Saarland University
Programming Systems
Xin Zhang

Bachelor's thesis task description

Using LEO-II to Prove Properties of an Explicit Substitution M-set Model

Context. LEO-II is an extensional higher-order theorem prover based on resolution. In principle one should be able to formulate mathematical results in higher-order logic and have LEO help find proofs of the results. In this project, we consider a particular mathematical domain: an M-set model of elementary type theory. The lambda sigma-calculus of explicit substitutions induces a monoid M of explicit substitutions and an M-set of terms. This can be used to construct a model of elementary type theory in which one can interpret higher-order abstract syntax. Within this domain, we explore the effectiveness of using LEO to help find proofs. For example, we will attempt to use LEO to prove soundness of axioms for higher-order abstract syntax in the M-set model.

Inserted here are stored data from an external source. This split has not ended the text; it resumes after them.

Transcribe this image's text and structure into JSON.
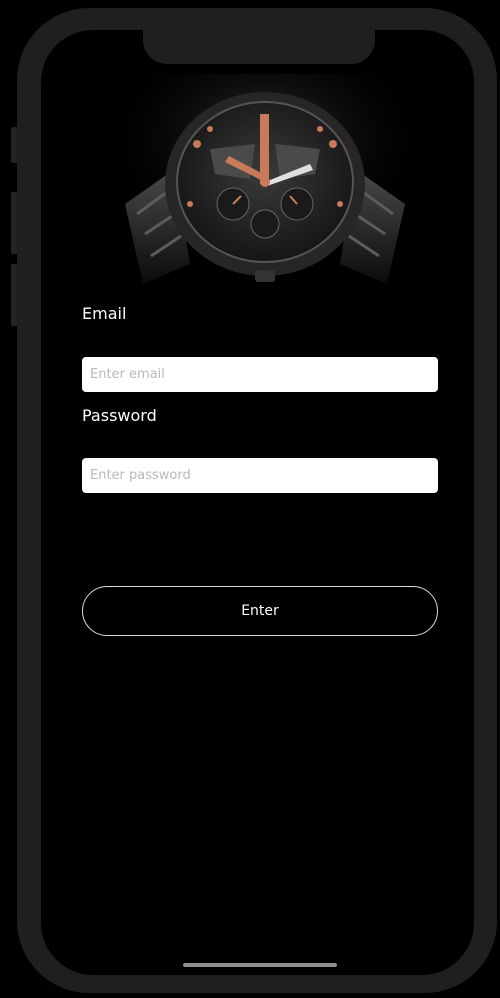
{
  "form": {
    "email_label": "Email",
    "email_placeholder": "Enter email",
    "email_value": "",
    "password_label": "Password",
    "password_placeholder": "Enter password",
    "password_value": "",
    "submit_label": "Enter"
  },
  "colors": {
    "background": "#000000",
    "frame": "#1f1f1f",
    "input_bg": "#ffffff",
    "accent_copper": "#c97a5a",
    "button_border": "#d9d9d9"
  },
  "icons": {
    "hero": "wristwatch-image"
  }
}
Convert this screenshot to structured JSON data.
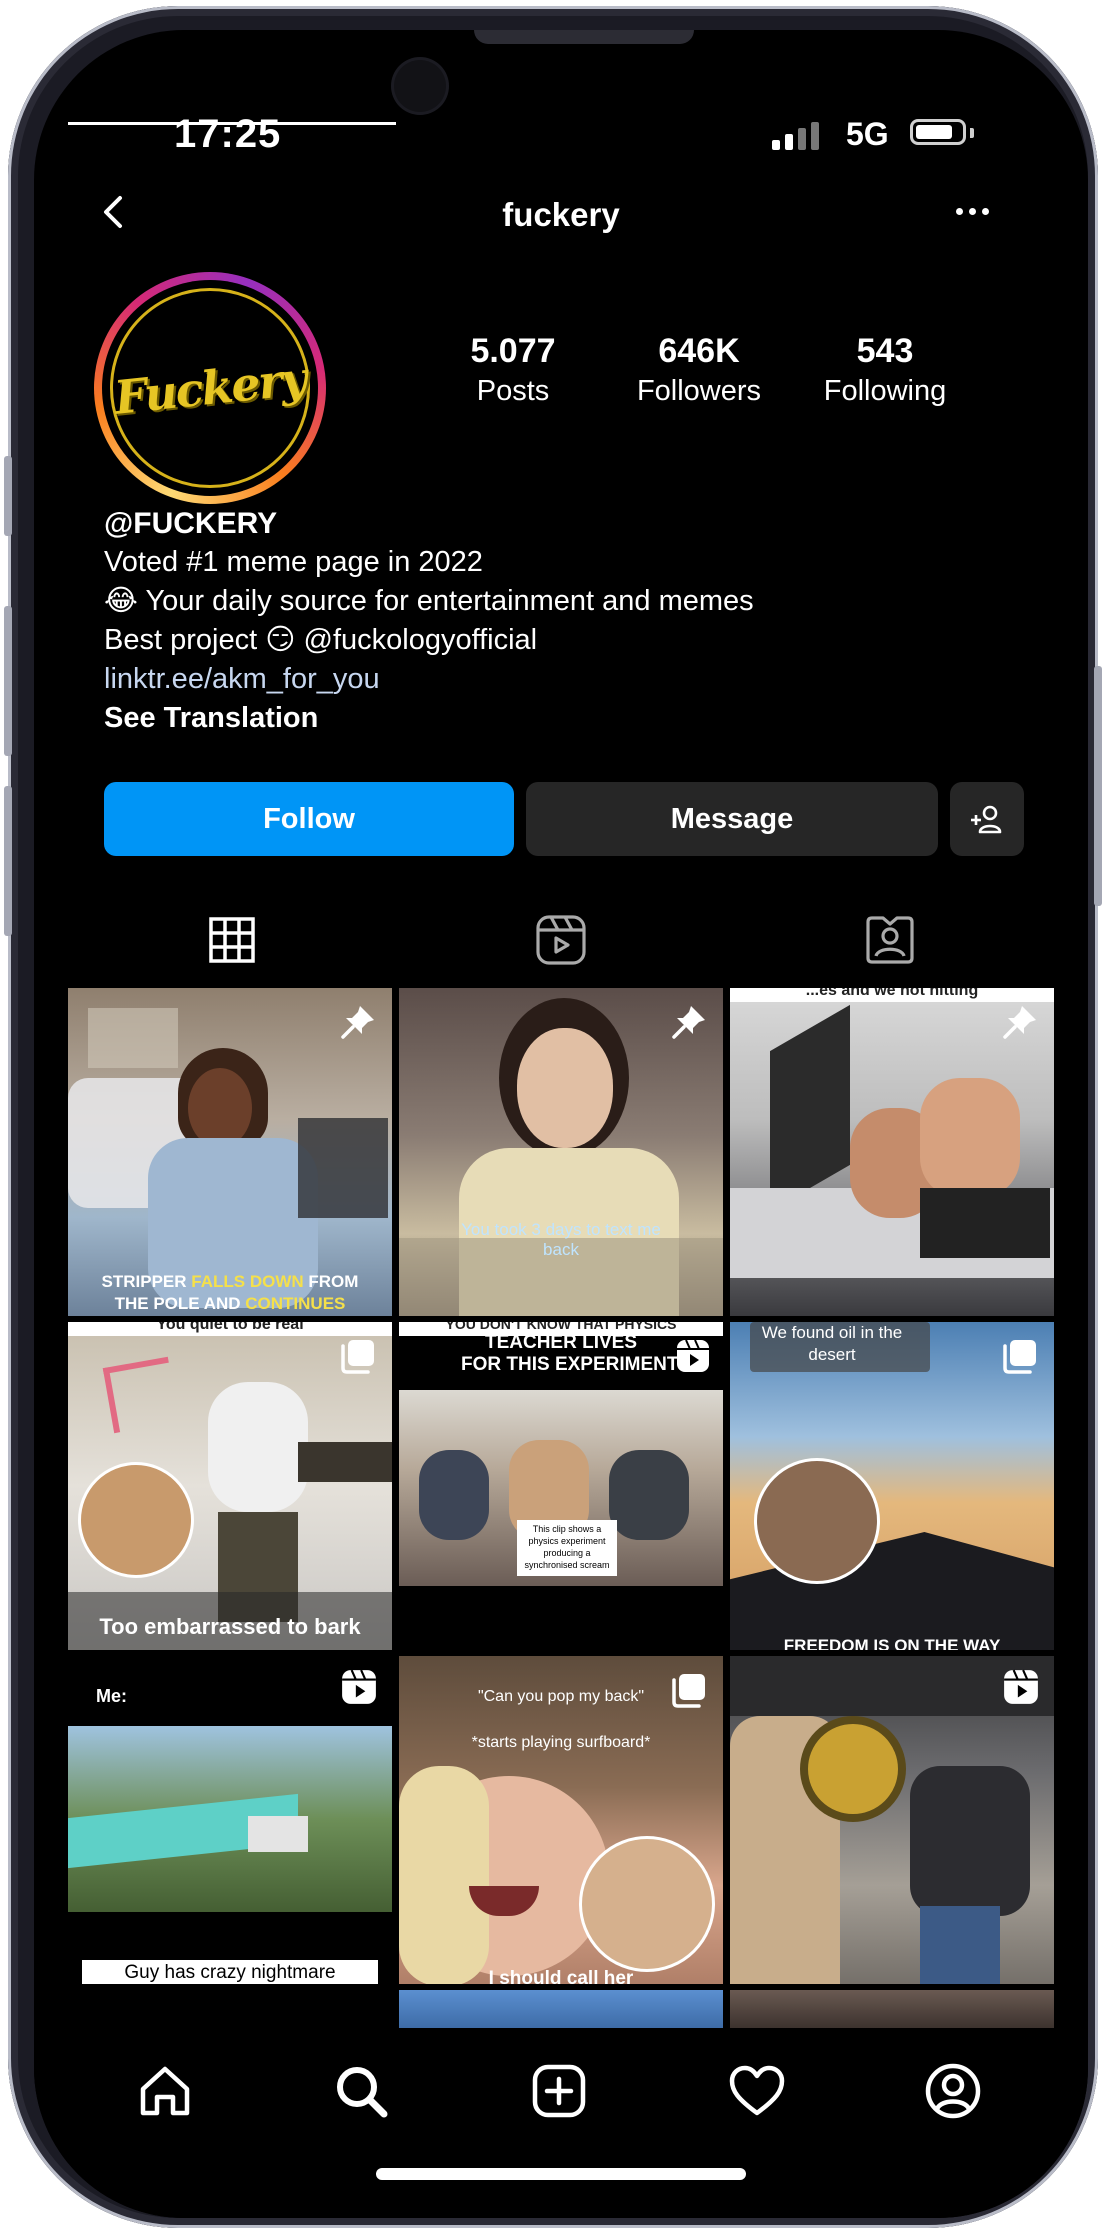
{
  "status_bar": {
    "time": "17:25",
    "network": "5G"
  },
  "header": {
    "username": "fuckery"
  },
  "profile": {
    "avatar_text": "Fuckery",
    "stats": [
      {
        "value": "5.077",
        "label": "Posts"
      },
      {
        "value": "646K",
        "label": "Followers"
      },
      {
        "value": "543",
        "label": "Following"
      }
    ],
    "display_name": "@FUCKERY",
    "bio_line1": "Voted #1 meme page in 2022",
    "bio_line2_emoji": "😂",
    "bio_line2": "Your daily source for entertainment and memes",
    "bio_line3_prefix": "Best project",
    "bio_line3_emoji": "😏",
    "bio_line3_mention": "@fuckologyofficial",
    "link": "linktr.ee/akm_for_you",
    "see_translation": "See Translation"
  },
  "actions": {
    "follow_label": "Follow",
    "message_label": "Message"
  },
  "grid": {
    "p1_caption_a": "STRIPPER ",
    "p1_caption_b": "FALLS DOWN",
    "p1_caption_c": " FROM",
    "p1_caption_d": "THE POLE AND ",
    "p1_caption_e": "CONTINUES",
    "p2_caption": "You took 3 days to text me back",
    "p3_caption_top": "...es and we not hitting",
    "p4_caption_top": "You quiet to be real",
    "p4_caption": "Too embarrassed to bark",
    "p5_caption_top": "YOU DON'T KNOW THAT PHYSICS",
    "p5_caption_l1": "TEACHER LIVES",
    "p5_caption_l2": "FOR THIS EXPERIMENT",
    "p5_inner": "This clip shows a physics experiment producing a synchronised scream",
    "p6_caption_top": "We found oil in the desert",
    "p6_caption_bottom": "FREEDOM IS ON THE WAY",
    "p7_caption_top": "Me:",
    "p7_caption_bottom": "Guy has crazy nightmare",
    "p8_caption_l1": "\"Can you pop my back\"",
    "p8_caption_l2": "*starts playing surfboard*",
    "p8_caption_bottom": "I should call her"
  }
}
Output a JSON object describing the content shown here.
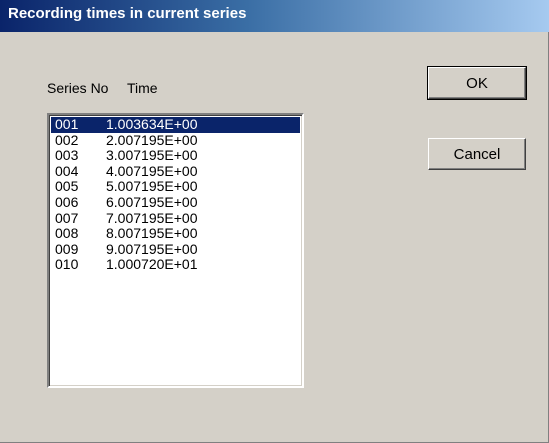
{
  "dialog": {
    "title": "Recording times in current series",
    "column_headers": {
      "series_no": "Series No",
      "time": "Time"
    },
    "rows": [
      {
        "num": "001",
        "time": "1.003634E+00",
        "selected": true
      },
      {
        "num": "002",
        "time": "2.007195E+00",
        "selected": false
      },
      {
        "num": "003",
        "time": "3.007195E+00",
        "selected": false
      },
      {
        "num": "004",
        "time": "4.007195E+00",
        "selected": false
      },
      {
        "num": "005",
        "time": "5.007195E+00",
        "selected": false
      },
      {
        "num": "006",
        "time": "6.007195E+00",
        "selected": false
      },
      {
        "num": "007",
        "time": "7.007195E+00",
        "selected": false
      },
      {
        "num": "008",
        "time": "8.007195E+00",
        "selected": false
      },
      {
        "num": "009",
        "time": "9.007195E+00",
        "selected": false
      },
      {
        "num": "010",
        "time": "1.000720E+01",
        "selected": false
      }
    ],
    "buttons": {
      "ok": "OK",
      "cancel": "Cancel"
    }
  },
  "colors": {
    "dialog_face": "#d4d0c8",
    "title_gradient_start": "#0a246a",
    "title_gradient_end": "#a6caf0",
    "selection": "#0a246a"
  }
}
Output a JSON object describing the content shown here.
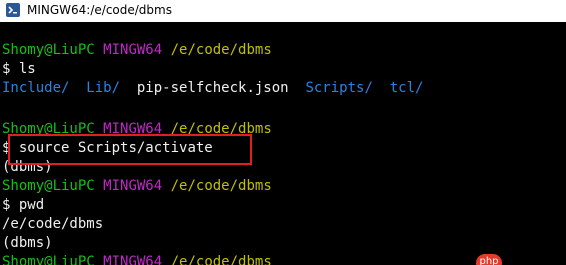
{
  "window": {
    "title": "MINGW64:/e/code/dbms",
    "icon": "mingw-terminal-icon"
  },
  "terminal": {
    "prompt_user_host": "Shomy@LiuPC",
    "prompt_shell": "MINGW64",
    "prompt_path": "/e/code/dbms",
    "dollar": "$",
    "commands": {
      "ls": "ls",
      "source": "source Scripts/activate",
      "pwd": "pwd"
    },
    "ls_output": {
      "include": "Include/",
      "lib": "Lib/",
      "pip": "pip-selfcheck.json",
      "scripts": "Scripts/",
      "tcl": "tcl/"
    },
    "venv_indicator": "(dbms)",
    "pwd_output": "/e/code/dbms"
  },
  "colors": {
    "background": "#000000",
    "user_host": "#13c013",
    "shell": "#c028c8",
    "path": "#c0c000",
    "directory": "#2a82e6",
    "text": "#f0f0f0",
    "highlight_border": "#e02020"
  },
  "watermark": {
    "text": "php"
  }
}
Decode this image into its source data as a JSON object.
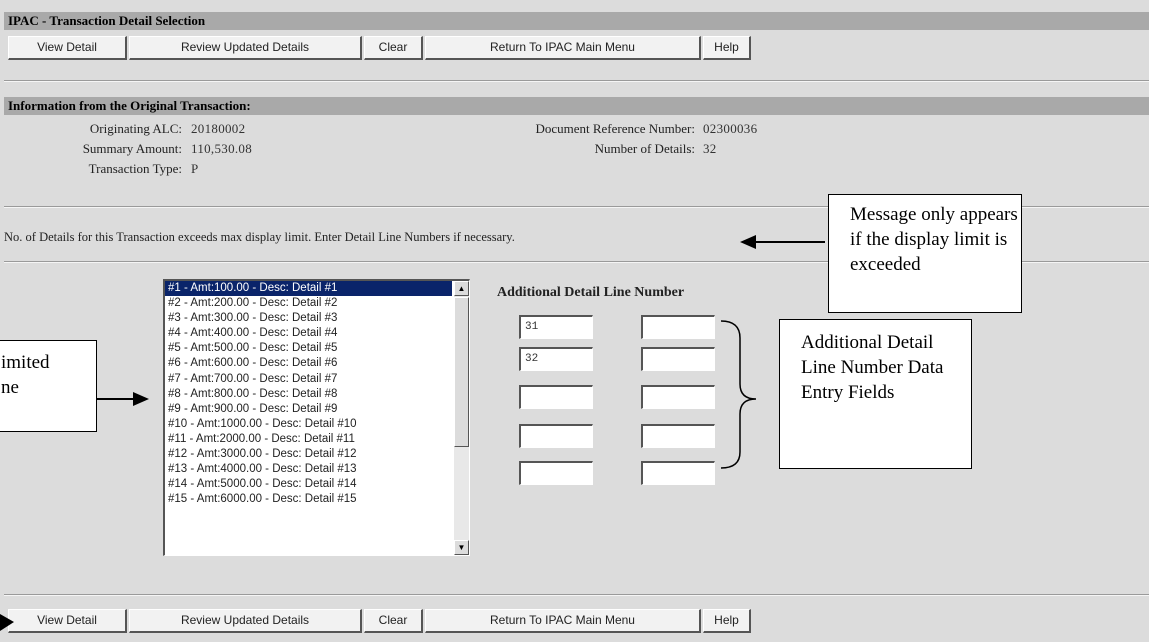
{
  "window": {
    "title": "IPAC - Transaction Detail Selection"
  },
  "toolbar": {
    "view_detail": "View Detail",
    "review_updated": "Review Updated Details",
    "clear": "Clear",
    "return_main": "Return To IPAC Main Menu",
    "help": "Help"
  },
  "original_transaction": {
    "heading": "Information from the Original Transaction:",
    "originating_alc_label": "Originating ALC:",
    "originating_alc_value": "20180002",
    "summary_amount_label": "Summary Amount:",
    "summary_amount_value": "110,530.08",
    "transaction_type_label": "Transaction Type:",
    "transaction_type_value": "P",
    "doc_ref_label": "Document Reference Number:",
    "doc_ref_value": "02300036",
    "num_details_label": "Number of Details:",
    "num_details_value": "32"
  },
  "notice": "No. of Details for this Transaction exceeds max display limit. Enter Detail Line Numbers if necessary.",
  "detail_list": {
    "items": [
      "#1 - Amt:100.00 - Desc: Detail #1",
      "#2 - Amt:200.00 - Desc: Detail #2",
      "#3 - Amt:300.00 - Desc: Detail #3",
      "#4 - Amt:400.00 - Desc: Detail #4",
      "#5 - Amt:500.00 - Desc: Detail #5",
      "#6 - Amt:600.00 - Desc: Detail #6",
      "#7 - Amt:700.00 - Desc: Detail #7",
      "#8 - Amt:800.00 - Desc: Detail #8",
      "#9 - Amt:900.00 - Desc: Detail #9",
      "#10 - Amt:1000.00 - Desc: Detail #10",
      "#11 - Amt:2000.00 - Desc: Detail #11",
      "#12 - Amt:3000.00 - Desc: Detail #12",
      "#13 - Amt:4000.00 - Desc: Detail #13",
      "#14 - Amt:5000.00 - Desc: Detail #14",
      "#15 - Amt:6000.00 - Desc: Detail #15"
    ],
    "selected_index": 0
  },
  "additional_detail": {
    "heading": "Additional Detail Line Number",
    "fields": [
      "31",
      "",
      "32",
      "",
      "",
      "",
      "",
      "",
      "",
      ""
    ]
  },
  "callouts": {
    "message_only": "Message only appears if the display limit is exceeded",
    "additional_fields": "Additional Detail Line Number Data Entry Fields",
    "limited_partial_1": "imited",
    "limited_partial_2": "ne"
  },
  "colors": {
    "background": "#dcdcdc",
    "header_bar": "#a9a9a9",
    "selection": "#0a246a"
  },
  "icons": {
    "scroll_up": "scroll-up-arrow-icon",
    "scroll_down": "scroll-down-arrow-icon"
  }
}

Task description. In this project we will experiment with using the higher-order theorem prover LEO-II to verify properties of the M-set model. The concrete tasks will include the following:

  • Several constants, definitions, axioms, and theorems have already been formulated in hotptp (higher-order TPTP) syntax. Some of these are theorems that we would like to prove using LEO. Each of the theorems can either be proven assuming every fact that has already been given (a ``global'' theorem) or using only some of the (human-selected) facts that have been given (a ``local'' theorem). Part of the project involves selecting the appropriate facts for a local version of each theorem.
  • Some of the theorems will likely require intermediate lemmas to be formulated before the theorem can be proven automatically. These lemmas should also be automatically proven. We can evaluate LEO based on how many intermediate lemmas are required in each case.
  • Thesis
    Slides for Final Talk (October 27, 2008)
    gzipped tar file of directory of problems for LEO

    Time frame. May 12, 2008 - October 27, 2008

    Supervisor. Dr. Chad E Brown

    Responsible Professor. Professor Dr. Gert Smolka